A BUS skidded into the end of an occupied house as black ice caught motorists unaware off principal routes in County Durham today.
It led to police issuing a call to motorists to take "extreme care" while travelling on potentially slippery side roads.
While main A and B-class roads were gritted and most were described as "passable", overnight rain which froze created black ice on many side roads, making driving conditions "treacherous" in some areas.
Temporary Superintendent Andy Huddleston, head of strategic roads policing with Durham Police, said the problems affected the entire county and Darlington areas.
Despite the gritting a stretch of the A692, the main road from Tyneside to north-west Durham, was closed due to black ice on the Busty Bank, near Burnopfield.
Supt Huddleston said there were reports of numerous accidents, most minor, but among them a bus collided with a house in High Etherley, in the Wear Valley, and another bus struck parked cars in Dipton, near Stanley.
A family was in the house in Stobarts Court, near the Dog and Gun pub in High Etherley, when the single-deck Arriva bus lost control in icy conditions and became embedded in the end wall shortly before 8am.
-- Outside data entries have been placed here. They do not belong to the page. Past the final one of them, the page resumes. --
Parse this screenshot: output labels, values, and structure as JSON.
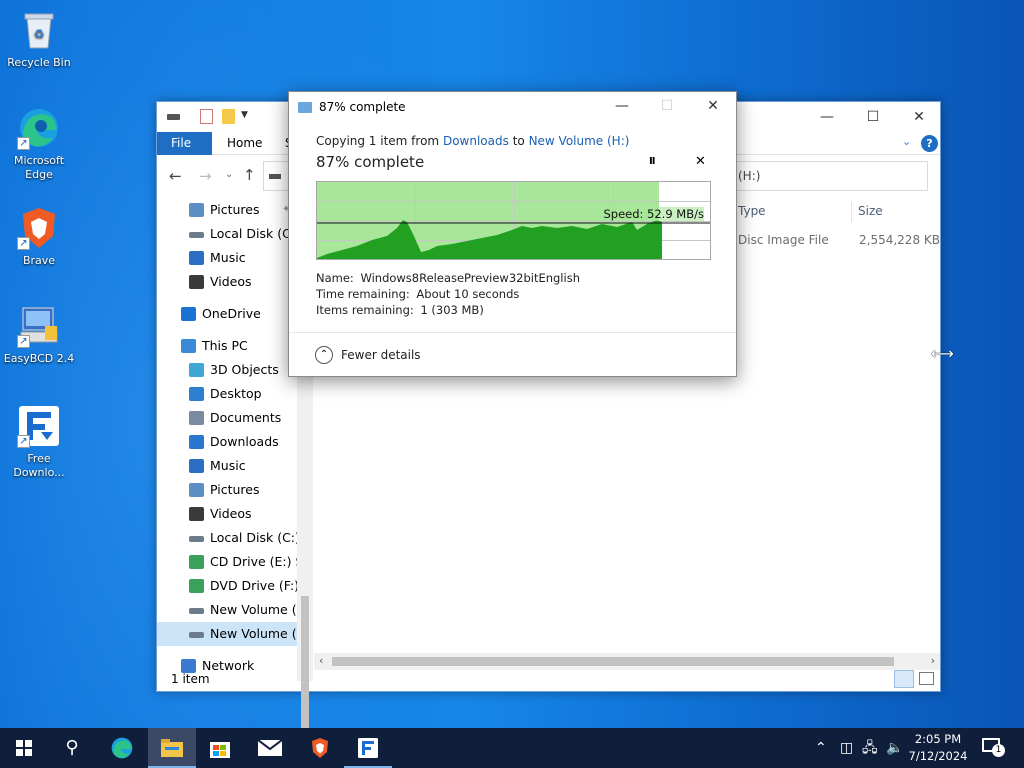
{
  "desktop": {
    "icons": [
      {
        "label": "Recycle Bin",
        "icon": "recycle-bin-icon"
      },
      {
        "label": "Microsoft Edge",
        "icon": "edge-icon"
      },
      {
        "label": "Brave",
        "icon": "brave-icon"
      },
      {
        "label": "EasyBCD 2.4",
        "icon": "easybcd-icon"
      },
      {
        "label": "Free Downlo...",
        "icon": "free-download-manager-icon"
      }
    ]
  },
  "explorer": {
    "tabs": [
      "File",
      "Home",
      "S"
    ],
    "address_text": "(H:)",
    "columns": [
      "Type",
      "Size"
    ],
    "file": {
      "type": "Disc Image File",
      "size": "2,554,228 KB"
    },
    "nav_items": [
      {
        "label": "Pictures",
        "icon": "pictures-icon",
        "pinned": true
      },
      {
        "label": "Local Disk (C:)",
        "icon": "drive-icon"
      },
      {
        "label": "Music",
        "icon": "music-icon"
      },
      {
        "label": "Videos",
        "icon": "videos-icon"
      },
      {
        "label": "OneDrive",
        "icon": "onedrive-icon"
      },
      {
        "label": "This PC",
        "icon": "this-pc-icon"
      },
      {
        "label": "3D Objects",
        "icon": "3d-objects-icon"
      },
      {
        "label": "Desktop",
        "icon": "desktop-folder-icon"
      },
      {
        "label": "Documents",
        "icon": "documents-icon"
      },
      {
        "label": "Downloads",
        "icon": "downloads-icon"
      },
      {
        "label": "Music",
        "icon": "music-icon"
      },
      {
        "label": "Pictures",
        "icon": "pictures-icon"
      },
      {
        "label": "Videos",
        "icon": "videos-icon"
      },
      {
        "label": "Local Disk (C:)",
        "icon": "drive-icon"
      },
      {
        "label": "CD Drive (E:) SSS",
        "icon": "cd-drive-icon"
      },
      {
        "label": "DVD Drive (F:) H",
        "icon": "dvd-drive-icon"
      },
      {
        "label": "New Volume (G:",
        "icon": "drive-icon"
      },
      {
        "label": "New Volume (H:",
        "icon": "drive-icon",
        "selected": true
      },
      {
        "label": "Network",
        "icon": "network-icon"
      }
    ],
    "status": "1 item"
  },
  "dialog": {
    "title": "87% complete",
    "copy_prefix": "Copying 1 item from",
    "source": "Downloads",
    "to": "to",
    "destination": "New Volume (H:)",
    "progress_label": "87% complete",
    "progress": 0.87,
    "speed": "Speed: 52.9 MB/s",
    "name_label": "Name:",
    "name_value": "Windows8ReleasePreview32bitEnglish",
    "time_label": "Time remaining:",
    "time_value": "About 10 seconds",
    "items_label": "Items remaining:",
    "items_value": "1 (303 MB)",
    "fewer_details": "Fewer details",
    "pause_glyph": "II",
    "close_glyph": "✕"
  },
  "taskbar": {
    "time": "2:05 PM",
    "date": "7/12/2024",
    "notification_count": "1"
  },
  "colors": {
    "link": "#1a5fb4",
    "graph_fill": "#a8e69a",
    "graph_series": "#22a022",
    "accent": "#0a6fd6"
  }
}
Police said it led to minor structural damage and a young male passenger on the bus suffered minor cuts and bruises, but there were no other reported injuries.
A spokesman for Arriva said the 86 service appears to have skidded on black ice causing the collision.
"That seems to have been the cause, but it's too early to confirm a lot more about the circumstances at the moment.
"We're aware that a young boy suffered what are believed to have been head injuries of some description and other passengers were seen at the scene by the emergency services.
"Our own people and structural engineers are now looking at how we're going to get the bus out."
In other accidents another Arriva bus skidded on black ice and collided with two parked cars near the Red Lion pub in Dipton, shortly after a lorry lost control and struck a lamp post.
An elderly male pedestrian was also treated by passers-by and then ambulance personnel after falling in nearby Annfield Plain.
Supt Huddleston said none of the accidents was said to have caused serious injury, but his resources were stretched force-wide.
He even attended a problem himself, in the Cornsay area, between Langley Park and Lanchester, where a driver abandoned his vehicle in icy conditions and it skidded away, ending in a snowdrift.
"It's reached the point where demand is almost out-stripping supply in us being able to respond to all the incidents.
"Thankfully most are relatively minor, but it's the sheer number of them."
Snow was still said to be causing problems in some outlying roads and the A66 remained closed west of Bowes, on the cross-Pennine road.
Supt Huddleston said a car tried to beat the snow barriers to get across but had to be dug out due to the conditions.
"Up on the tops it's still extremely difficult and I don't think people coming from lower ground realise things are still treacherous on the A66 and on higher ground, as we've seen particularly in the Derwentside area.